Perhaps that has to do with his recent outspokenness, which has included harsh attacks against Israeli policy as well as constructive work in building bridges with Palestinian musicians. Barenboim has lately demonstrated himself to be a thinker (which he previously hid from public view) in a recent book of conversations with the late Palestinian intellectual Edward Said. And he has become a feisty political presence in Berlin, where he has headed the Staatskapelle since 1990.
The Staatskapelle is, by orchestra standards, ancient, formed in 1570, almost two centuries before the birth of what we consider the modern symphony orchestra. Since German unification, the Staatskapelle, which was in the East, has fought for a piece of the dwindling Berlin arts subsidy pie, and without Barenboim’s agitation, it would probably be negligible by now.
An obsessive cyclist, Barenboim has led several international Beethoven symphony and concerto cycles (and he’ll throw in the piano sonatas for not much else) with the Staatskapelle. A couple of years ago in Berlin, he conducted all 10 mature Wagner operas in a cycle. Now he is on to Schumann. When the Staatskapelle ends its tour in New York, it will perform four all-Schumann concerts with the help of such impressive soloists as Radu Lupu, Gidon Kremer and Yo-Yo Ma. Barenboim and the orchestra have also just released a CD set of the four Schumann symphonies.

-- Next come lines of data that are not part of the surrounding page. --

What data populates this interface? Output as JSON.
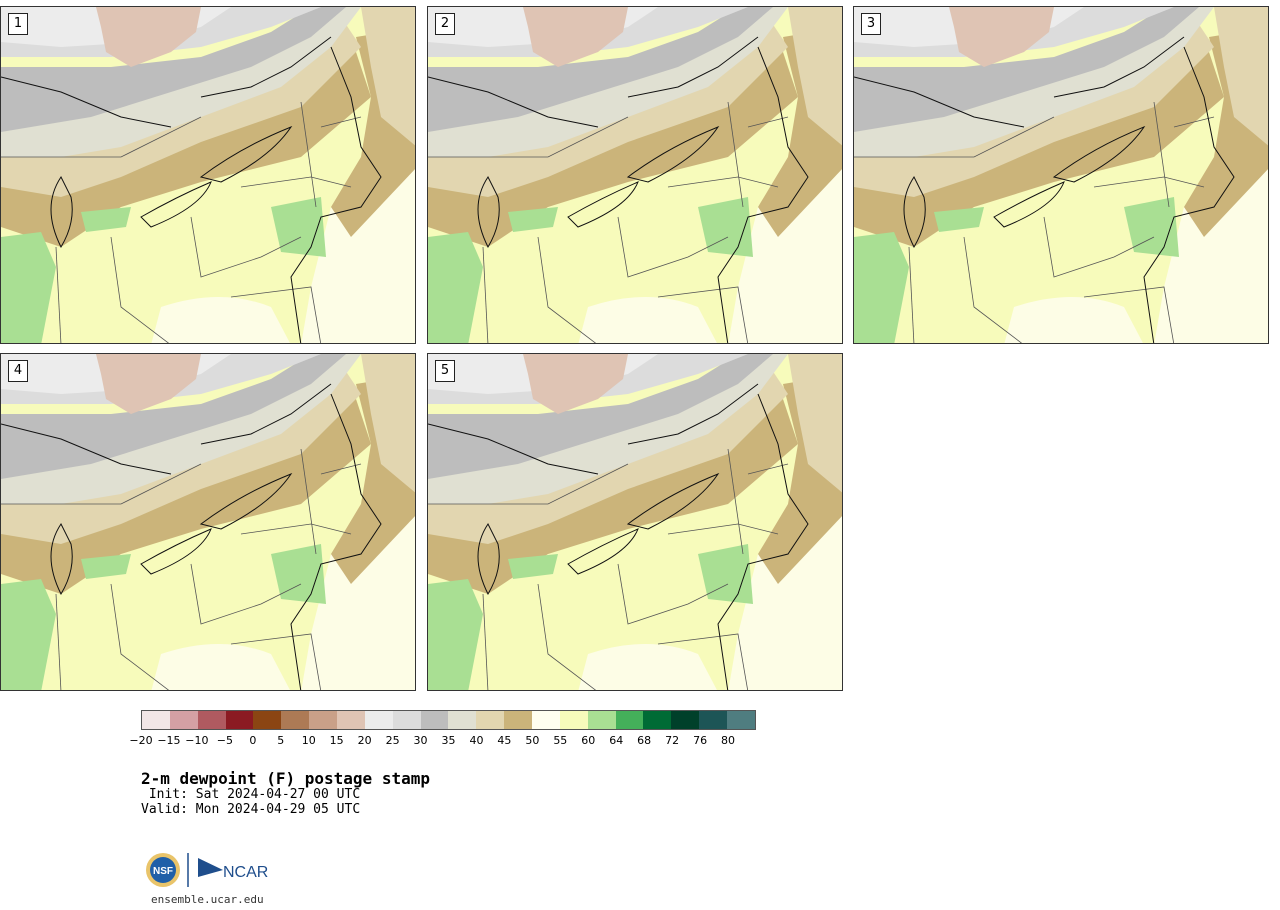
{
  "panels": [
    {
      "label": "1"
    },
    {
      "label": "2"
    },
    {
      "label": "3"
    },
    {
      "label": "4"
    },
    {
      "label": "5"
    }
  ],
  "colorbar": {
    "colors": [
      "#f2e6e6",
      "#d4a0a4",
      "#b05a60",
      "#8b1a22",
      "#8b4513",
      "#ad7a55",
      "#c9a088",
      "#dfc4b4",
      "#ececec",
      "#dcdcdc",
      "#bdbdbd",
      "#e0e0d2",
      "#e2d6b0",
      "#cbb47a",
      "#fffff0",
      "#f7fbbb",
      "#a9df93",
      "#44b05a",
      "#006b35",
      "#00402a",
      "#1d5556",
      "#4f7d80"
    ],
    "ticks": [
      "−20",
      "−15",
      "−10",
      "−5",
      "0",
      "5",
      "10",
      "15",
      "20",
      "25",
      "30",
      "35",
      "40",
      "45",
      "50",
      "55",
      "60",
      "64",
      "68",
      "72",
      "76",
      "80"
    ]
  },
  "title": "2-m dewpoint (F) postage stamp",
  "init_line": " Init: Sat 2024-04-27 00 UTC",
  "valid_line": "Valid: Mon 2024-04-29 05 UTC",
  "logo": {
    "nsf_text": "NSF",
    "ncar_text": "NCAR"
  },
  "site": "ensemble.ucar.edu"
}
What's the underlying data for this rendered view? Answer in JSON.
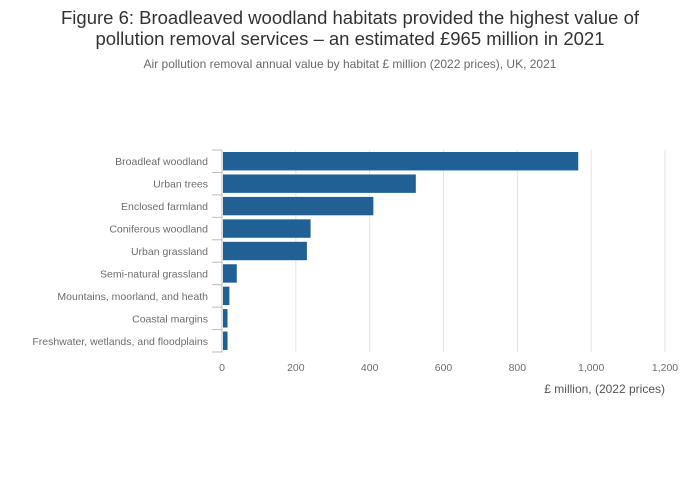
{
  "title_lines": [
    "Figure 6: Broadleaved woodland habitats provided the highest value of",
    "pollution removal services – an estimated £965 million in 2021"
  ],
  "subtitle": "Air pollution removal annual value by habitat £ million (2022 prices), UK, 2021",
  "colors": {
    "bar": "#206095",
    "grid": "#e2e2e2",
    "axis": "#bdbdbd"
  },
  "chart_data": {
    "type": "bar",
    "orientation": "horizontal",
    "title": "Figure 6: Broadleaved woodland habitats provided the highest value of pollution removal services – an estimated £965 million in 2021",
    "subtitle": "Air pollution removal annual value by habitat £ million (2022 prices), UK, 2021",
    "categories": [
      "Broadleaf woodland",
      "Urban trees",
      "Enclosed farmland",
      "Coniferous woodland",
      "Urban grassland",
      "Semi-natural grassland",
      "Mountains, moorland, and heath",
      "Coastal margins",
      "Freshwater, wetlands, and floodplains"
    ],
    "values": [
      965,
      525,
      410,
      240,
      230,
      40,
      20,
      15,
      15
    ],
    "xlabel": "£ million, (2022 prices)",
    "ylabel": "",
    "xlim": [
      0,
      1200
    ],
    "xticks": [
      0,
      200,
      400,
      600,
      800,
      1000,
      1200
    ],
    "xtick_labels": [
      "0",
      "200",
      "400",
      "600",
      "800",
      "1,000",
      "1,200"
    ],
    "grid": true,
    "legend": "none"
  }
}
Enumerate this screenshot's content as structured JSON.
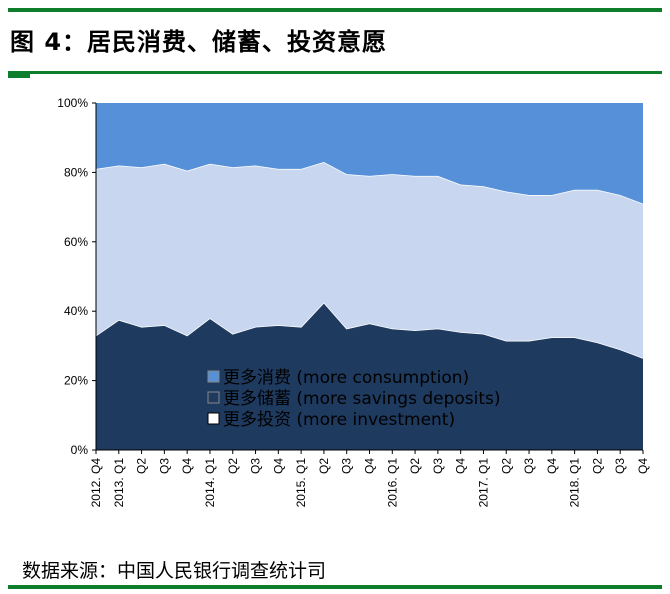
{
  "header": {
    "title": "图 4：居民消费、储蓄、投资意愿"
  },
  "footer": {
    "source": "数据来源：中国人民银行调查统计司"
  },
  "colors": {
    "consumption": "#5590d8",
    "savings": "#1e3a5f",
    "investment": "#c8d7ef",
    "rule": "#0e7d2c"
  },
  "chart_data": {
    "type": "area",
    "stacked": true,
    "title": "",
    "xlabel": "",
    "ylabel": "",
    "ylim": [
      0,
      100
    ],
    "y_ticks": [
      "0%",
      "20%",
      "40%",
      "60%",
      "80%",
      "100%"
    ],
    "grid": false,
    "legend_position": "lower-center",
    "x": [
      "2012. Q4",
      "2013. Q1",
      "Q2",
      "Q3",
      "Q4",
      "2014. Q1",
      "Q2",
      "Q3",
      "Q4",
      "2015. Q1",
      "Q2",
      "Q3",
      "Q4",
      "2016. Q1",
      "Q2",
      "Q3",
      "Q4",
      "2017. Q1",
      "Q2",
      "Q3",
      "Q4",
      "2018. Q1",
      "Q2",
      "Q3",
      "Q4"
    ],
    "series": [
      {
        "name": "更多储蓄 (more savings deposits)",
        "key": "savings",
        "values": [
          33,
          37.5,
          35.5,
          36,
          33,
          38,
          33.5,
          35.5,
          36,
          35.5,
          42.5,
          35,
          36.5,
          35,
          34.5,
          35,
          34,
          33.5,
          31.5,
          31.5,
          32.5,
          32.5,
          31,
          29,
          26.5
        ]
      },
      {
        "name": "更多投资 (more investment)",
        "key": "investment",
        "values": [
          48,
          44.5,
          46,
          46.5,
          47.5,
          44.5,
          48,
          46.5,
          45,
          45.5,
          40.5,
          44.5,
          42.5,
          44.5,
          44.5,
          44,
          42.5,
          42.5,
          43,
          42,
          41,
          42.5,
          44,
          44.5,
          44.5
        ]
      },
      {
        "name": "更多消费 (more consumption)",
        "key": "consumption",
        "values": [
          19,
          18,
          18.5,
          17.5,
          19.5,
          17.5,
          18.5,
          18,
          19,
          19,
          17,
          20.5,
          21,
          20.5,
          21,
          21,
          23.5,
          24,
          25.5,
          26.5,
          26.5,
          25,
          25,
          26.5,
          29
        ]
      }
    ],
    "legend": [
      {
        "marker": "■",
        "label": "更多消费 (more consumption)",
        "key": "consumption"
      },
      {
        "marker": "■",
        "label": "更多储蓄 (more savings deposits)",
        "key": "savings"
      },
      {
        "marker": "□",
        "label": "更多投资 (more investment)",
        "key": "investment"
      }
    ]
  }
}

Whether those concerts will be all too much or revelatory is hard to say from the Orange County appearance. Can the sense of urgency that this orchestra produced Friday be maintained over a longer range? The fact is that Schumann’s Fourth and Beethoven’s Fifth were played as though it were a matter of the greatest importance that one note follow the next.
Perhaps Barenboim’s political engagement has had something to do with this. The conductor showed little patience for niceties Friday, all of his attention focused on the big picture. His podium manner has become more spastic, the work of a general who has no time for nonsense. The Schumann symphony began with a grand sweep and rarely paused to catch a breath. The Scherzo was the flight of a cannonball, beginning with the explosion. Beethoven’s Fifth was even more driving. An army train leaves the station bound for war and, in battle, defeats the forces of darkness.
The Staatskapelle is not a great orchestra, but it has personality. It is so austerely dark-toned that you can almost believe its concertmaster is a violist. Even the high winds are unusually Cimmerian. Although the orchestral sound is built from the bottom range up, it is not in the soulful way of a Russian orchestra with a foundation in the double basses, but more booming. Here the timpani are the sonic footprint.
It is tempting to think of this as a holdover from the orchestra’s harsh life in East Germany, and unlike other major Berlin orchestras, the roster is still almost exclusively German. But whatever the reason, it is a gripping sound. And it presses Barenboim into an exhortative, crisis-management style of conducting that is meaningfully of the moment and genuinely exciting.